2 de outubro de 2023
Luiz Gonzaga Fenelon Negrinho
Antes de qualquer análise de cunho sociológico, o correto é deixar evidente que atravessamos uma crise sem precedentes no campo da ética e da moral. E não se trata de uma guerra fria. À maneira baiana, haja pimenta com fartura nos calibres dos interesses pessoais. O fenômeno suplanta o imprescindível interesse coletivo.
Na linha não imaginária do ter em relação ao ser, o homem continua sendo a besta-fera de si mesmo ao deixar se arrastar pela errônea tese de que os princípios basilares que norteiam a boa convivência social devem ceder espaço às falsas premissas de que o importante é ganhar, não importa como.

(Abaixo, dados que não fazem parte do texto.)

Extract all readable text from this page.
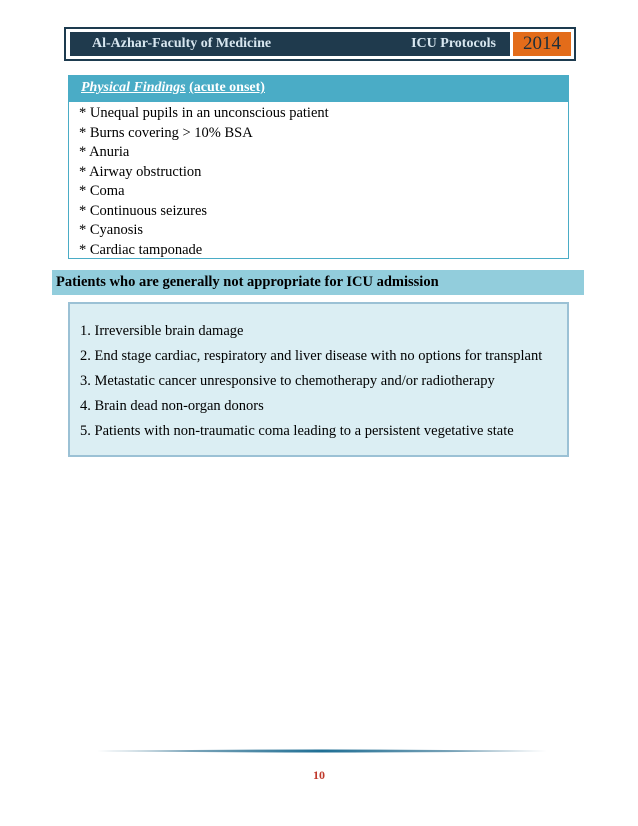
Al-Azhar-Faculty of Medicine	ICU Protocols	2014
Physical Findings (acute onset)
* Unequal pupils in an unconscious patient
* Burns covering > 10% BSA
* Anuria
* Airway obstruction
* Coma
* Continuous seizures
* Cyanosis
* Cardiac tamponade
Patients who are generally not appropriate for ICU admission
1. Irreversible brain damage
2. End stage cardiac, respiratory and liver disease with no options for transplant
3. Metastatic cancer unresponsive to chemotherapy and/or radiotherapy
4. Brain dead non-organ donors
5. Patients with non-traumatic coma leading to a persistent vegetative state
10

Em tempo inóspito de inversão de valores, e não há como negar esse registro, o que ocorre nos meios e parâmetros entre os mais diferentes grupos, nos obriga a refletir seriamente na angústia do homem em desfavor do próprio homem.

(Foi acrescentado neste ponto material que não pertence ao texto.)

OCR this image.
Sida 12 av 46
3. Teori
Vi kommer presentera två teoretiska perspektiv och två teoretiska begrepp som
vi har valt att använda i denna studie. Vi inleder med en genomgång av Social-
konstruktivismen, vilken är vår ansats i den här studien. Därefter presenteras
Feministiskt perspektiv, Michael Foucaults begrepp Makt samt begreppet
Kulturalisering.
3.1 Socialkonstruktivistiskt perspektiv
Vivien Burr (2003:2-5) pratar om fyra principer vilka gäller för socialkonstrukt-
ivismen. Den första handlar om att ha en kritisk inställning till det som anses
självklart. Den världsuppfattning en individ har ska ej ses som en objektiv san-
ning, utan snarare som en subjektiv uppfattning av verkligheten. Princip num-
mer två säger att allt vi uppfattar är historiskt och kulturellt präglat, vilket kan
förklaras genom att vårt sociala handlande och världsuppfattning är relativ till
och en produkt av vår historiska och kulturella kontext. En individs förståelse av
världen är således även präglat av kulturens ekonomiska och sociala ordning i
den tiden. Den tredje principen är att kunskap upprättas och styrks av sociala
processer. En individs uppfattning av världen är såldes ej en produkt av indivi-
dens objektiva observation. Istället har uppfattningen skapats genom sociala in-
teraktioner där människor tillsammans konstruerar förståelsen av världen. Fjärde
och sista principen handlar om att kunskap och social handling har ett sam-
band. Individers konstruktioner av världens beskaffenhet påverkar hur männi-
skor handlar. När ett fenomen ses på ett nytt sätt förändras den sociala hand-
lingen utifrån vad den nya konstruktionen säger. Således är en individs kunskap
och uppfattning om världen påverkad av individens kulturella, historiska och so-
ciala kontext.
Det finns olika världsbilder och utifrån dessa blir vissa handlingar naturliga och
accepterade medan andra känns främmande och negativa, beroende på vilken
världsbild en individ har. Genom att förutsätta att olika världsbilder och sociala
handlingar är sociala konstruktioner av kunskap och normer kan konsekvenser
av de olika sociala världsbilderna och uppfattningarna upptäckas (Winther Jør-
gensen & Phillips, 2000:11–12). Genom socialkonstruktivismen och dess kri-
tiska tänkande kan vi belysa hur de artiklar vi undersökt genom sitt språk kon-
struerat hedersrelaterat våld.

Será mesmo que os fins justificam os meios, ou, ao contrário, os meios justificam os fins, concepção atribuída a Nicolau Maquiavel (Florença, 1469-1527), quando da publicação da obra “O Príncipe”, na renascença, renascimento ou renascentismo, época de importantes mudanças na Europa, especialmente no tocante às artes, filosofia e ciência, fim do século XIV e início do século XVII, segundo relatos cronológicos não tão consagrados assim?
Tal expressão em verdade não consta literalmente na tese elaborada por Maquiavel, embora, sem nenhum pejo, os capítulos do livro, escrito por volta de 1505/1513, tratem da arte de governar seja para o bem ou para o mal, utilizando-se não raro de meios pecaminosos e ilícitos. O objetivo a ser atingido é o que importa.

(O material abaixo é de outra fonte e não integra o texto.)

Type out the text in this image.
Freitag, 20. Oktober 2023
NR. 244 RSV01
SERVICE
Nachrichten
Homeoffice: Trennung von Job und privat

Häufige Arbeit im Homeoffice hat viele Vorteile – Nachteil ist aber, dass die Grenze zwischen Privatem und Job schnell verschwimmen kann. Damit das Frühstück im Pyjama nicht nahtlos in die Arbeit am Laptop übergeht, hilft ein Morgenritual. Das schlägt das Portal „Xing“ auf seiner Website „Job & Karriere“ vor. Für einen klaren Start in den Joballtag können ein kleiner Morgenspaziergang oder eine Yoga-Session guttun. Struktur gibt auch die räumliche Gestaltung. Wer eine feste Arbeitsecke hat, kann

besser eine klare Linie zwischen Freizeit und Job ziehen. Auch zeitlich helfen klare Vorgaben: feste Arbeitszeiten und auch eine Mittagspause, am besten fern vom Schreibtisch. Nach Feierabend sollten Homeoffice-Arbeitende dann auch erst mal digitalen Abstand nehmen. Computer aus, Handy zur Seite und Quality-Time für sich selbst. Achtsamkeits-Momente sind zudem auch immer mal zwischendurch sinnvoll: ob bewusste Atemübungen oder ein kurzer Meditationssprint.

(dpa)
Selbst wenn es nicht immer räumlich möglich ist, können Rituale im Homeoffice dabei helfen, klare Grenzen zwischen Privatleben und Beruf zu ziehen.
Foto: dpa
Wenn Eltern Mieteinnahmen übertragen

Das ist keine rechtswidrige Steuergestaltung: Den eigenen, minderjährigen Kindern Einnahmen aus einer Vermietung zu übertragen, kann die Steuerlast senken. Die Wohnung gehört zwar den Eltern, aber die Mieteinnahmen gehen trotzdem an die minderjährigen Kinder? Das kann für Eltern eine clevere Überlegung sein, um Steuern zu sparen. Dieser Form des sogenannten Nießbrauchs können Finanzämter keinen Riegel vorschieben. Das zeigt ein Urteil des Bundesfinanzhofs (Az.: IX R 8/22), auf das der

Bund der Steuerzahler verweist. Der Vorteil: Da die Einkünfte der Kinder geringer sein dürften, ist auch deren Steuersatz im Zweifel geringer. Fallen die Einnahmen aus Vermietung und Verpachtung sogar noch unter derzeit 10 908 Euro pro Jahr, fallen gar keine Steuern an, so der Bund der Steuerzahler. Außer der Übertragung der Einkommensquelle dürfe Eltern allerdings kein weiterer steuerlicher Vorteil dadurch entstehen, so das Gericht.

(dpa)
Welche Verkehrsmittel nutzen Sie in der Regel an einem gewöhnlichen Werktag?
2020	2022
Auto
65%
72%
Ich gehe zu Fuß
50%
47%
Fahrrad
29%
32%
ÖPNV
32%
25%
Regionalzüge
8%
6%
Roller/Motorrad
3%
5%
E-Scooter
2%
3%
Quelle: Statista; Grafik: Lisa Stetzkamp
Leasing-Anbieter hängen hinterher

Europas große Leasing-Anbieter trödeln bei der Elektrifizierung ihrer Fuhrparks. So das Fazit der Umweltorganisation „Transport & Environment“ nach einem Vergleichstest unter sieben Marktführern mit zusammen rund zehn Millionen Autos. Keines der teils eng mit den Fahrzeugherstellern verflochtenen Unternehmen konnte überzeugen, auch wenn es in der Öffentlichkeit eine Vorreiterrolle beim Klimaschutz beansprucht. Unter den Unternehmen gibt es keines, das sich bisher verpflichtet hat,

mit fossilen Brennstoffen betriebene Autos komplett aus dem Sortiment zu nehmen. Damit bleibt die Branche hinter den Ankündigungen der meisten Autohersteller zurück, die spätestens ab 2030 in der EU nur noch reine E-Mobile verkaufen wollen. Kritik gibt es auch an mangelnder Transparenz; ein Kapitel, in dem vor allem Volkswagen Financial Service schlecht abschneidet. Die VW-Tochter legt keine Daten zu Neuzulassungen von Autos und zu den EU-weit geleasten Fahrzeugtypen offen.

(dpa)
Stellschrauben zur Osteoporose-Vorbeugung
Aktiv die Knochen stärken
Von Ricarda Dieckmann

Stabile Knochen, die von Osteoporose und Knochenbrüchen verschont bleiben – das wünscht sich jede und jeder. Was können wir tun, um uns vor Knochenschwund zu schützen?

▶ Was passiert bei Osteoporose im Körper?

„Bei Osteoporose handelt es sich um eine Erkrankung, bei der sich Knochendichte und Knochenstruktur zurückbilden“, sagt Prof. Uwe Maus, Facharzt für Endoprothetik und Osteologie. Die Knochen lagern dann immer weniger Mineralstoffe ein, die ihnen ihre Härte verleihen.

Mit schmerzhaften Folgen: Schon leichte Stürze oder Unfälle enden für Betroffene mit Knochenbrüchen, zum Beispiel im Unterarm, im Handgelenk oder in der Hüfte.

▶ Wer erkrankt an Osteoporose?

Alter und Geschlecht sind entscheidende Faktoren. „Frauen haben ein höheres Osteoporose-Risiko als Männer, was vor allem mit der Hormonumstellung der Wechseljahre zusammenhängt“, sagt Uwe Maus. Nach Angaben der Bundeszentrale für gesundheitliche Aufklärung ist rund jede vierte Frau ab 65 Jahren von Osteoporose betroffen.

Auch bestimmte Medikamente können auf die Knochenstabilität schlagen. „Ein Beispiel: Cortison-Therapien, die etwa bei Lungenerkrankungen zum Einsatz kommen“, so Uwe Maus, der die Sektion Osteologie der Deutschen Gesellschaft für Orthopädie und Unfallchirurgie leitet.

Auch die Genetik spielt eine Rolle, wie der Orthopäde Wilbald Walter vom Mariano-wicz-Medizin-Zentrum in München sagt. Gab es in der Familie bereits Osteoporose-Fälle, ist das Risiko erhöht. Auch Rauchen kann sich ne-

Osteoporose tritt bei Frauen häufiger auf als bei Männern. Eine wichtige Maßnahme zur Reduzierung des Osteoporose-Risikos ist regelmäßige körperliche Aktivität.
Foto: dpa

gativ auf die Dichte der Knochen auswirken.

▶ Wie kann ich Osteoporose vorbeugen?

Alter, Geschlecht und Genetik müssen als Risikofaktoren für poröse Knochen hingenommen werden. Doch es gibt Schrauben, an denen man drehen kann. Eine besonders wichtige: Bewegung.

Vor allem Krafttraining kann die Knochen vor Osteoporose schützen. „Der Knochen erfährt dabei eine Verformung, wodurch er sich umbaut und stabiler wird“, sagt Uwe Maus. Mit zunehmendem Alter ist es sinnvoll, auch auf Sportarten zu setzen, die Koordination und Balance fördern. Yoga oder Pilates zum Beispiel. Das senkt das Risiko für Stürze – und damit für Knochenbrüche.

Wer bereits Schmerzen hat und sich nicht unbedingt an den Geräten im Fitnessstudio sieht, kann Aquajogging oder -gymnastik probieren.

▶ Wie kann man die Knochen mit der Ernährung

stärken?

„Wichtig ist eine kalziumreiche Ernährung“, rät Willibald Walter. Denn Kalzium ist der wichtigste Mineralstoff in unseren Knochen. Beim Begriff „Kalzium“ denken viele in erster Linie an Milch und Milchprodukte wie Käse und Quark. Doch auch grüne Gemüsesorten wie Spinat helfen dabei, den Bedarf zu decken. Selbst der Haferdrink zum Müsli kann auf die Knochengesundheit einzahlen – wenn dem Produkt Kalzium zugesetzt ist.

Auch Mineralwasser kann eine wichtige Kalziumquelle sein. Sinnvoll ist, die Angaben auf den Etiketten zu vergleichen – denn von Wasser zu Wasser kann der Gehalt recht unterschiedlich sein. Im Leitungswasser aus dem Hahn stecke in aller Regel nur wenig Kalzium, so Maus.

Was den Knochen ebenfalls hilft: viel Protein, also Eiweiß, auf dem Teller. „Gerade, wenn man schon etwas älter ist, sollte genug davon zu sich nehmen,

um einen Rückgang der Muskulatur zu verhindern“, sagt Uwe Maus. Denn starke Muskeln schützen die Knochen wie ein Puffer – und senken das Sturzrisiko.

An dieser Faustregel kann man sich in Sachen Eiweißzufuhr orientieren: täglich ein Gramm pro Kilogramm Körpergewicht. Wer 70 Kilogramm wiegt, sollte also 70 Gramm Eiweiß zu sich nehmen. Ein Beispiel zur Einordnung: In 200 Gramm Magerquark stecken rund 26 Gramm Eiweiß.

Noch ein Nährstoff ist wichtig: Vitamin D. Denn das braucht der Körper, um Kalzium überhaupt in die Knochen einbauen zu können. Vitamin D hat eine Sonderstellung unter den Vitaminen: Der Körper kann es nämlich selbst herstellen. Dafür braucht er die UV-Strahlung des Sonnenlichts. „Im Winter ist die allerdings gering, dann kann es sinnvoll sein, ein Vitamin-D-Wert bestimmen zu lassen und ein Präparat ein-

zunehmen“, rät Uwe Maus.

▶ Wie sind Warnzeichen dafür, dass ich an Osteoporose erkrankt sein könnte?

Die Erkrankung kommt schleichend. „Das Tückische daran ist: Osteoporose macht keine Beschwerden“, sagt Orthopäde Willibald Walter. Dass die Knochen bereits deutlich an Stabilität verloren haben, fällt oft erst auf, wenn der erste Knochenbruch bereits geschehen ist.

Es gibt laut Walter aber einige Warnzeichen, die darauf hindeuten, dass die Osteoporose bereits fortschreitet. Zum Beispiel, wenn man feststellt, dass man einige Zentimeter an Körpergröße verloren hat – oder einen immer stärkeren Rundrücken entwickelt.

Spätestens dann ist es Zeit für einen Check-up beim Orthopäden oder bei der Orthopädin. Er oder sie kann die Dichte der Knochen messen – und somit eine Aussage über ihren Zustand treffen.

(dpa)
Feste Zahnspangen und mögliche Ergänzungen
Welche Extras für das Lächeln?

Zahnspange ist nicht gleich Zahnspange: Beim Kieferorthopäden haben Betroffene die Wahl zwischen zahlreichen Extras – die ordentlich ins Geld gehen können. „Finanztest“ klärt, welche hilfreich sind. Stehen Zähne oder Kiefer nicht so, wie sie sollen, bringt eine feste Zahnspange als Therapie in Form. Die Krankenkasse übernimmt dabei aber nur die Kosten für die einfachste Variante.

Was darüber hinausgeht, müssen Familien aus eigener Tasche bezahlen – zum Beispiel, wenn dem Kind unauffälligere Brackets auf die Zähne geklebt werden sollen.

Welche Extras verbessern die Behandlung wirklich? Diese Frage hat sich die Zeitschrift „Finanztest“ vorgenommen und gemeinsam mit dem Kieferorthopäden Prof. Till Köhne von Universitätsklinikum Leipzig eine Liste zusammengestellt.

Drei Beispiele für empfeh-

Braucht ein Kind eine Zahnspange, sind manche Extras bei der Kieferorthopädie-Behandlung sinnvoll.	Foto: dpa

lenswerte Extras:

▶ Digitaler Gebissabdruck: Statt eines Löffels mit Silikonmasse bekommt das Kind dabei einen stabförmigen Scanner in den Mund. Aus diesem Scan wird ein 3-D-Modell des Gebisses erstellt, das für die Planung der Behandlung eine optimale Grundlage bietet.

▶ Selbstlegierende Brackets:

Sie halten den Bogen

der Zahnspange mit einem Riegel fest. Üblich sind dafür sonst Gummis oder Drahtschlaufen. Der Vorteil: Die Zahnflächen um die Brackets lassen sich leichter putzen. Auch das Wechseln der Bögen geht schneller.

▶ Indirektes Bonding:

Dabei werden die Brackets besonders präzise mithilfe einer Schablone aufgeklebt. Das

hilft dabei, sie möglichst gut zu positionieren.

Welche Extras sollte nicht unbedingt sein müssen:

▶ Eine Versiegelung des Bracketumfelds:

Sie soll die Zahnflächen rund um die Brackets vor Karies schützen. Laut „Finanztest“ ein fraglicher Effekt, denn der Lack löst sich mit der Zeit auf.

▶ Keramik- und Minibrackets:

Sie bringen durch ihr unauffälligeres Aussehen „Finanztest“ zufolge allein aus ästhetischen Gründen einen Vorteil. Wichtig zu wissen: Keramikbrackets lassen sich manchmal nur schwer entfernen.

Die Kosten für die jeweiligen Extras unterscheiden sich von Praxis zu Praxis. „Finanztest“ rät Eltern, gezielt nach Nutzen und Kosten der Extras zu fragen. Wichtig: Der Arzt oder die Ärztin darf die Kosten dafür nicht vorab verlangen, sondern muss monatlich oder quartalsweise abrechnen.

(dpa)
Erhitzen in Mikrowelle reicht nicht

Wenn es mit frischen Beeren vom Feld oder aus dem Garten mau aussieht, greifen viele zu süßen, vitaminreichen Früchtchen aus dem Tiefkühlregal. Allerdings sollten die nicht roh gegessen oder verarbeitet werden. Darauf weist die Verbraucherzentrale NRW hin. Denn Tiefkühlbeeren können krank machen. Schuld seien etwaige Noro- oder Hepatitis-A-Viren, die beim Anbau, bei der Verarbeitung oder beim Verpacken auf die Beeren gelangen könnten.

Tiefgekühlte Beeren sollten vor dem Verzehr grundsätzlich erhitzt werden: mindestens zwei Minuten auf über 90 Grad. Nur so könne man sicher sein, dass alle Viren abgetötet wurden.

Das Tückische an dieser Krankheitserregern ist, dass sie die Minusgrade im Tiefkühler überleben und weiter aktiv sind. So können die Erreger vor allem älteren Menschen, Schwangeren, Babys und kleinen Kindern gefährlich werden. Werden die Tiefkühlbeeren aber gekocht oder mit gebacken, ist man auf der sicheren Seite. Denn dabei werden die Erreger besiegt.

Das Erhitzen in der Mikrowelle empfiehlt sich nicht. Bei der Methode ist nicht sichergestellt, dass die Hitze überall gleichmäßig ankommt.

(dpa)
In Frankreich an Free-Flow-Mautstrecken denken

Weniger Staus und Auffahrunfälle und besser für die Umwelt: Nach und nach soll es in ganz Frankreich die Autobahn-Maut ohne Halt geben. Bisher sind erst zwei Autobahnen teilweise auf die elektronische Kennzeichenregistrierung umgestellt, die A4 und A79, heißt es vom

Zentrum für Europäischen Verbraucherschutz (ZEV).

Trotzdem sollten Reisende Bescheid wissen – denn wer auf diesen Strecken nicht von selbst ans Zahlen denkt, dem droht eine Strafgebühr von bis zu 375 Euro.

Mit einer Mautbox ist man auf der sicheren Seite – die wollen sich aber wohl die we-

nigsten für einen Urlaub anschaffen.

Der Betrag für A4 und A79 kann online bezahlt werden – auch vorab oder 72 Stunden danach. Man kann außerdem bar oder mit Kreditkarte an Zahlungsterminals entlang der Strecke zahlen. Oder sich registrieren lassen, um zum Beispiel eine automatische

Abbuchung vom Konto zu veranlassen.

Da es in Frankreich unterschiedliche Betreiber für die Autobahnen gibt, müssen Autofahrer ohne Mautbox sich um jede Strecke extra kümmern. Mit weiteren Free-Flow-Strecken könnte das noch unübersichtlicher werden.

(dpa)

A obra de Maquiavel, ou Machiavelli, nos impulsiona aos aconselhamentos ao tirano para fim de manutenção no poder, seja através de leis normativas, ou, noutra vertente, pela força bruta. Daí, possivelmente, numa conclusão natural, tenha surgido a tão famosa e terrível expressão “o fim justifica os meios”.
‘En passant’, por contundentes estudos, não se vislumbra tanta diferença assim no estilo de política praticado no Brasil de hoje.
Entre conspirações e mentiras, tapeações, propagandas enganosas atreladas a ardilosas traições, tudo se volta para o mundo dos interesses pessoais e de grupelhos, em desfavor das classes menos favorecidas pela sorte. Leiamos aqui, bem a propósito, a sociedade como um todo, o povo em geral. Os discursos e os métodos são os mesmos.
Os principados continuam e continuarão existindo nas mais diferentes formas e sedes. Qualquer semelhança não é mera coincidência. O maquiavelismo, assim ficou conhecido o ‘tratado político’ de “O Príncipe”, é fato histórico inquietante e incontroverso. O homem não apenas gosta de ser a evidência na loucura por si só. Este ser incontrolável e devorador de paixões.
Tem ligação direta com a ânsia na arte de governar e mandar, seja através de uma guerra civil urdida e vivenciada no seio de uma sociedade considerada como organizada ou, o que é pior, dentro dele próprio – o homem.
No imperativo da sorte, os fins jamais podem justificar os meios. Mas o que assistimos e vemos por aí, bem à nossa frente, sem que nos esbocemos condigna reação, a contragosto para muitos, é o maquiavelismo exacerbado. Nada de velado, nada de disfarçado ou escondido. Tudo muito claro, como a luz do sol em radiante verão, ainda que em meio às trevas das impropriedades e contradições históricas. Essa inversão de valores não apenas cheira mal. É um mal no escoadouro de um esgoto a céu aberto.
Em vez de poder de mando e comando, melhor seria a aplicação e uso do poder de modos na condução e canalização para o bem. É o respeitar-se, o guiar-se na querença da reciprocidade. É bíblico, em Mateus, 7:12: “Assim, em tudo, façam aos outros o que vocês querem que ele lhes façam; pois esta é a Lei e os Profetas”. Noutra roupagem, mais claramente, o mestre Jesus disse: “Nunca façam para os outros o que vocês não gostariam que fizessem para vocês”.
Ao objetivarmos a paz, comecemos por neutralizar a guerra existente dentro de cada um de nós. Na matemática da vida, todos sairiam ganhando justificadamente, sem ninguém e nenhum principado para atrapalhar o estilo de vida de quem quer que seja.
Utopia? Pode ser. Mas comecemos por acreditar na possibilidade. Dicionarizado está. Possibilidade: “condição do que é possível”. E fiquemos assim. Acreditando. Fé!